How Linktree created a Connected Legal Function
Linktree is on a mission to empower social media users to engage their community and monetize their craft through its platform, which allows users to post multiple links on social media.
Having recently raised a Series B of $110 million, the company is now valued at over one billion dollars.
Rosanna Biggs joined the company as its General Counsel in 2021. For Biggs, going in-house was a chance to practice law in a different way and exercise commercial acumen. “I really enjoyed the fact that when you’re giving advice you have so much more context around what the business is trying to achieve, what the priorities are, and then you get to see it play out in practice.”
From the get-go, Biggs embraced the challenge of creating a legal function that would be truly embedded in the business — a Connected Legal Function.
“It’s absolutely vital that the legal team is connected to the business. At the end of the day, we are a part of the business — it’s not like in private practice where you can give your advice and then move on.”
Optimizing workflow and collaboration to increase productivity
Linktree operates at a fast pace so optimizing workflows and collaboration have been critical for managing the volume and complexity of work coming into the legal department. The first port of call for Biggs was to get her team organized. “We had contracts everywhere that were held in inboxes and local drives, and the intake for legal requests was coming from left, right, and center.”
Biggs began the search for a tool to help with these organizational challenges — somewhere to manage matters, contracts, and vendor engagement all within a single system of record.
“Having an end-to-end solution was certainly part of the decision to go with LawVu.”
Implementing a single source of truth that is easily searchable for all matters and contracts has set the legal team up for success in handling times when the business faces workload fluctuation, economic uncertainty, or there are unexpected business changes. “We have all of our contracts in one place now, which of course is great when, for example, you come to doing a fundraise and you need to actually have access to the documents and you need to go back and reflect on what’s in certain contracts.”
Automating low-value tasks and increasing productivity has given valuable time back to the legal team — time that can be spent engaging with the business, being proactive, contributing to strategy, and participating in other impactful initiatives within the business.
Taking time to build engaging relationships
It is a daily ritual for Biggs and her team to take the time to build relationships and engage with different teams across the business.

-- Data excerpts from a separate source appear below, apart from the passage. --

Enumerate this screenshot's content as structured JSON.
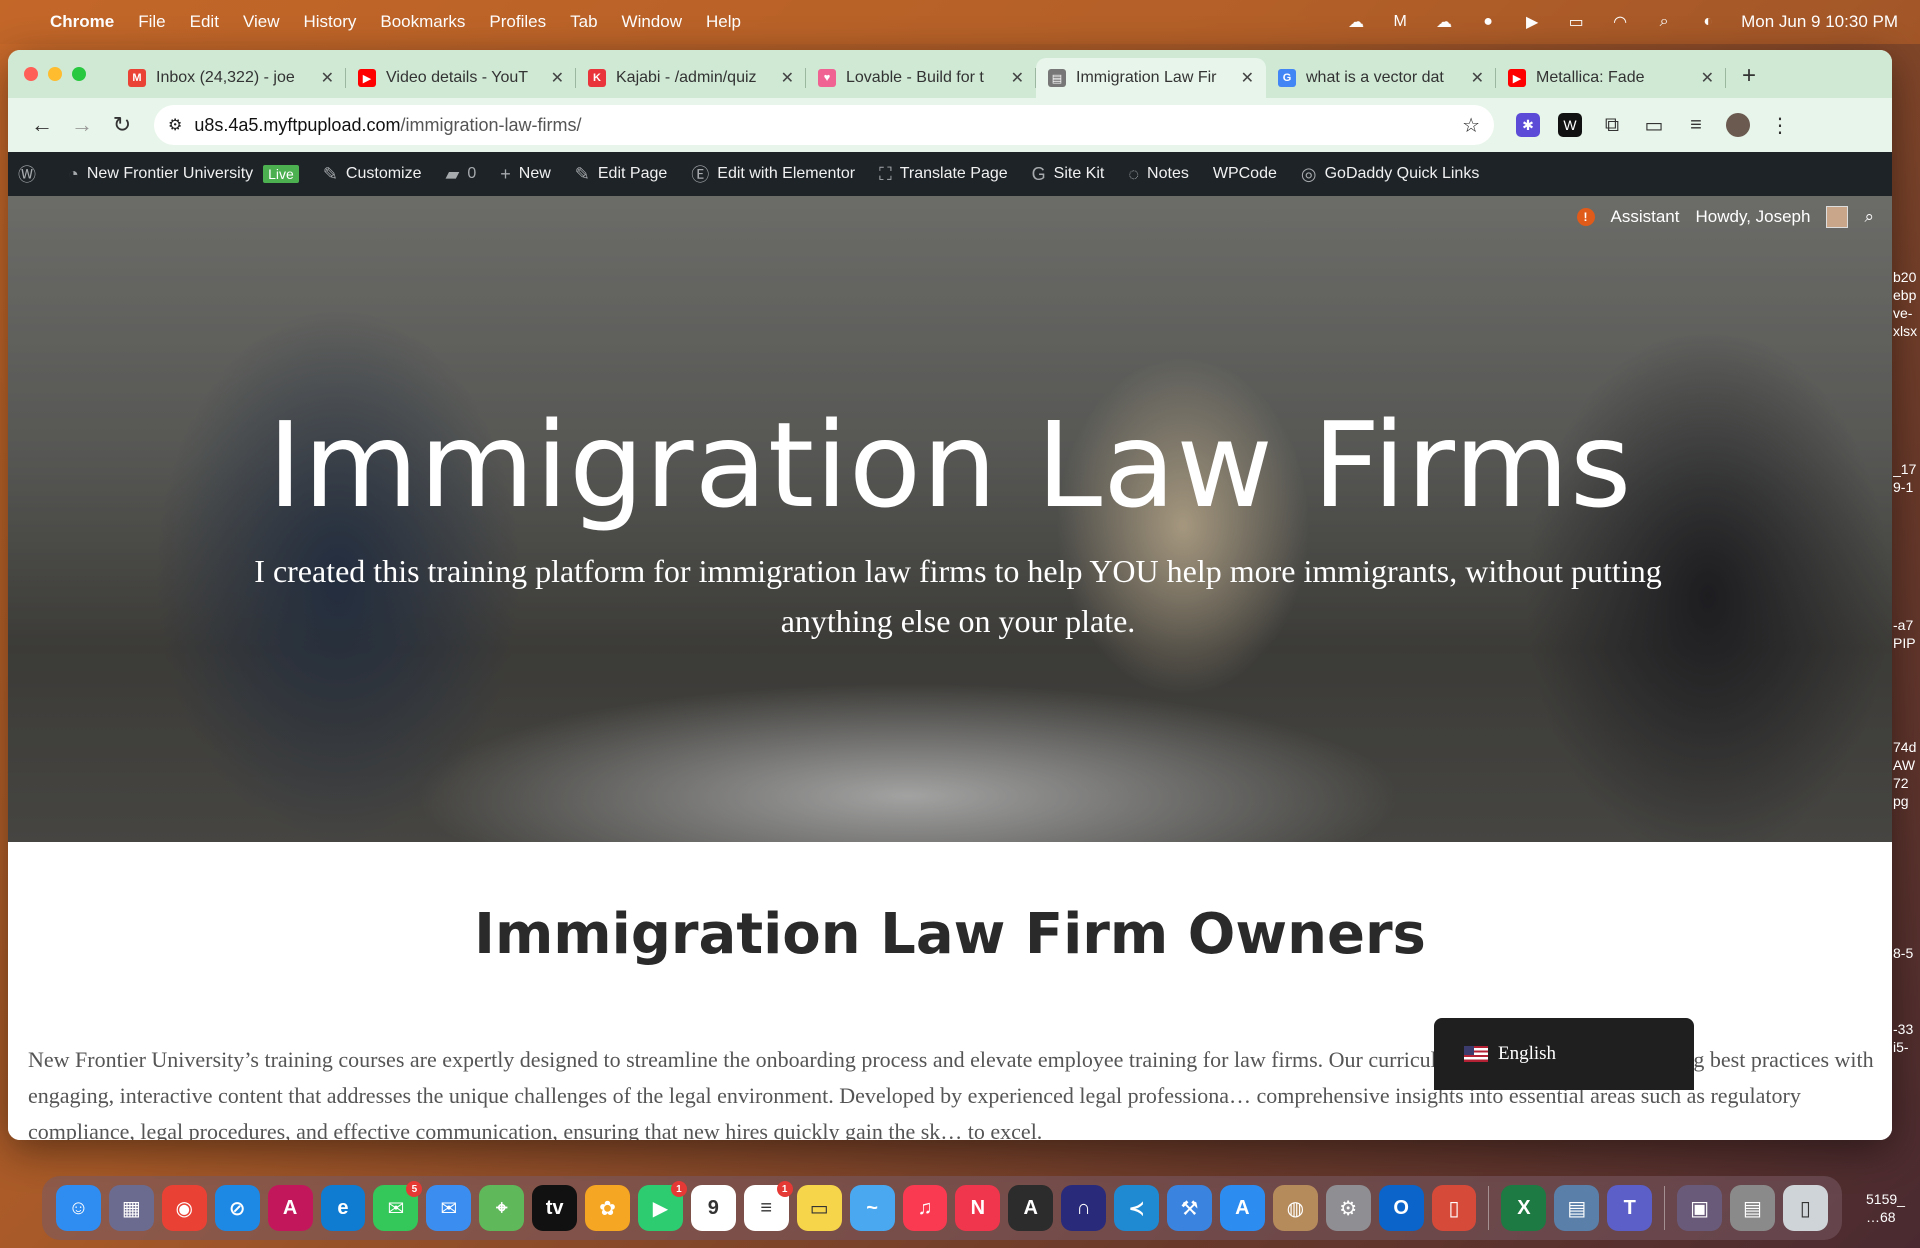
{
  "menubar": {
    "app": "Chrome",
    "items": [
      "File",
      "Edit",
      "View",
      "History",
      "Bookmarks",
      "Profiles",
      "Tab",
      "Window",
      "Help"
    ],
    "clock": "Mon Jun 9  10:30 PM"
  },
  "tabs": [
    {
      "title": "Inbox (24,322) - joe",
      "favicon": "M",
      "color": "#ea4335"
    },
    {
      "title": "Video details - YouT",
      "favicon": "▶",
      "color": "#ff0000"
    },
    {
      "title": "Kajabi - /admin/quiz",
      "favicon": "K",
      "color": "#e8343a"
    },
    {
      "title": "Lovable - Build for t",
      "favicon": "♥",
      "color": "#f06292"
    },
    {
      "title": "Immigration Law Fir",
      "favicon": "▤",
      "color": "#777777",
      "active": true
    },
    {
      "title": "what is a vector dat",
      "favicon": "G",
      "color": "#4285f4"
    },
    {
      "title": "Metallica: Fade",
      "favicon": "▶",
      "color": "#ff0000"
    }
  ],
  "toolbar": {
    "url_host": "u8s.4a5.myftpupload.com",
    "url_path": "/immigration-law-firms/"
  },
  "wpbar": {
    "site_name": "New Frontier University",
    "live_badge": "Live",
    "customize": "Customize",
    "comments_count": "0",
    "new": "New",
    "edit_page": "Edit Page",
    "edit_elementor": "Edit with Elementor",
    "translate": "Translate Page",
    "site_kit": "Site Kit",
    "notes": "Notes",
    "wpcode": "WPCode",
    "godaddy": "GoDaddy Quick Links",
    "assistant": "Assistant",
    "howdy": "Howdy, Joseph"
  },
  "hero": {
    "title": "Immigration Law Firms",
    "subtitle": "I created this training platform for immigration law firms to help YOU help more immigrants, without putting anything else on your plate."
  },
  "section": {
    "heading": "Immigration Law Firm Owners",
    "body": "New Frontier University’s training courses are expertly designed to streamline the onboarding process and elevate employee training for law firms. Our curriculum combines industry-leading best practices with engaging, interactive content that addresses the unique challenges of the legal environment. Developed by experienced legal professiona… comprehensive insights into essential areas such as regulatory compliance, legal procedures, and effective communication, ensuring that new hires quickly gain the sk… to excel."
  },
  "language_switcher": {
    "label": "English"
  },
  "desktop_side_labels": [
    "b20",
    "ebp",
    "ve-",
    "xlsx",
    "_17",
    "9-1",
    "-a7",
    "PIP",
    "74d",
    "AW",
    "72",
    "pg",
    "8-5",
    "-33",
    "i5-",
    "5159_",
    "…68"
  ],
  "dock_apps": [
    {
      "name": "finder",
      "label": "☺",
      "color": "#2f8cf0"
    },
    {
      "name": "launchpad",
      "label": "▦",
      "color": "#6b6b8f"
    },
    {
      "name": "chrome",
      "label": "◉",
      "color": "#e94235"
    },
    {
      "name": "safari",
      "label": "⊘",
      "color": "#1e88e5"
    },
    {
      "name": "affinity",
      "label": "A",
      "color": "#c2185b"
    },
    {
      "name": "edge",
      "label": "e",
      "color": "#0f7bd1"
    },
    {
      "name": "messages",
      "label": "✉",
      "color": "#34c759",
      "badge": "5"
    },
    {
      "name": "mail",
      "label": "✉",
      "color": "#3b8ef0"
    },
    {
      "name": "maps",
      "label": "⌖",
      "color": "#5fb85a"
    },
    {
      "name": "tv",
      "label": "tv",
      "color": "#111111"
    },
    {
      "name": "photos",
      "label": "✿",
      "color": "#f5a623"
    },
    {
      "name": "facetime",
      "label": "▶",
      "color": "#2ecc71",
      "badge": "1"
    },
    {
      "name": "calendar",
      "label": "9",
      "color": "#ffffff"
    },
    {
      "name": "reminders",
      "label": "≡",
      "color": "#ffffff",
      "badge": "1"
    },
    {
      "name": "notes",
      "label": "▭",
      "color": "#f7d54a"
    },
    {
      "name": "freeform",
      "label": "~",
      "color": "#4aa8f0"
    },
    {
      "name": "music",
      "label": "♫",
      "color": "#fa3a50"
    },
    {
      "name": "news",
      "label": "N",
      "color": "#f0364c"
    },
    {
      "name": "chatgpt",
      "label": "A",
      "color": "#2c2c2c"
    },
    {
      "name": "nord",
      "label": "∩",
      "color": "#2a2a7a"
    },
    {
      "name": "vscode",
      "label": "≺",
      "color": "#1f8ad2"
    },
    {
      "name": "xcode",
      "label": "⚒",
      "color": "#3a84e0"
    },
    {
      "name": "appstore",
      "label": "A",
      "color": "#2d8cf0"
    },
    {
      "name": "contacts",
      "label": "◍",
      "color": "#b58b5c"
    },
    {
      "name": "settings",
      "label": "⚙",
      "color": "#8e8e93"
    },
    {
      "name": "outlook",
      "label": "O",
      "color": "#0a64c9"
    },
    {
      "name": "iphone-mirroring",
      "label": "▯",
      "color": "#d64a3a"
    },
    {
      "name": "excel",
      "label": "X",
      "color": "#1d7a42"
    },
    {
      "name": "preview",
      "label": "▤",
      "color": "#5a7fa8"
    },
    {
      "name": "teams",
      "label": "T",
      "color": "#5b5fc7"
    },
    {
      "name": "stacks-1",
      "label": "▣",
      "color": "#6a5a7a"
    },
    {
      "name": "stacks-2",
      "label": "▤",
      "color": "#8a8a8a"
    },
    {
      "name": "trash",
      "label": "▯",
      "color": "#cfd4d8"
    }
  ]
}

This ensures the legal team develops a deeper understanding of the needs of all business functions and the organizational context.
“One of the privileges of the role that we’re in is that we get such a holistic view of the business, which gives us a really unique perspective and enables us to step outside of that legal box and offer commercial and critical thinking.”
Putting a process in place to manage the work coming into the legal department was achieved through implementing the LawVu Intake & Self-Service module. “It really helps to streamline the flow of requests, to be able to measure how long things have sat there for, how quickly we’re responding, and the types of requests that are coming through so that we can help the business to have self-service flows and extra training to reduce the bottleneck of work coming to legal.”
“LawVu has helped the business engage with legal more. It’s produced an easy place for the teams to go to, to both ask us questions and give us all of the information that we need to do the work.”
Proactively navigating obstacles
In a hypergrowth environment, one of the hardest challenges as a lawyer can be dividing your time between reactive and proactive work. “Making sure that you’re able to actually carve out time to do some of that strategic thinking, laying the foundations, rather than just always chasing your tail and dealing with the fires and putting them out as we go,” says Biggs.
Through building strong relationships across the business the legal team is now involved earlier in the process.
“We’re upstream in the process, we’re involved in the planning. Thinking and anticipating the likely challenges and adapting the process in order to take that into account — it’s never an afterthought and you’re navigating obstacles before you even know they’ve arisen.”
Having freed time up from the manual repetitive, lower-value tasks, built solid relationships within the business, and leveraged them to be more proactive, the legal team is now able to maximize their impact on business outcomes and focus on the work they came in-house to do.
Driving impact by improving visibility and assessing risk
It is essential for senior leadership to justify the company’s spend on the legal function. To do this, Biggs says the legal team’s outputs need to be visible. The team utilizes the matter management grids and built in reports to bring together the department’s work to produce metrics that demonstrate their impact on the business. “It helps to drive the legal brand when you can use those data insights, understand what the legal team is doing for the business and how they are helping to drive forward with some of the business’s goals.”
These insights also provide visibility around the work that will have the most impact on the business and any associated risks. “Embracing a risk-based approach in some scenarios and having that data insight to see where on the risk scale are these requests really helps us to actually have a much more well thought through approach to our risk profile and how we’re assisting the business.
And that comes back to being connected with the business and actually adopting the risk appetite that the business takes.”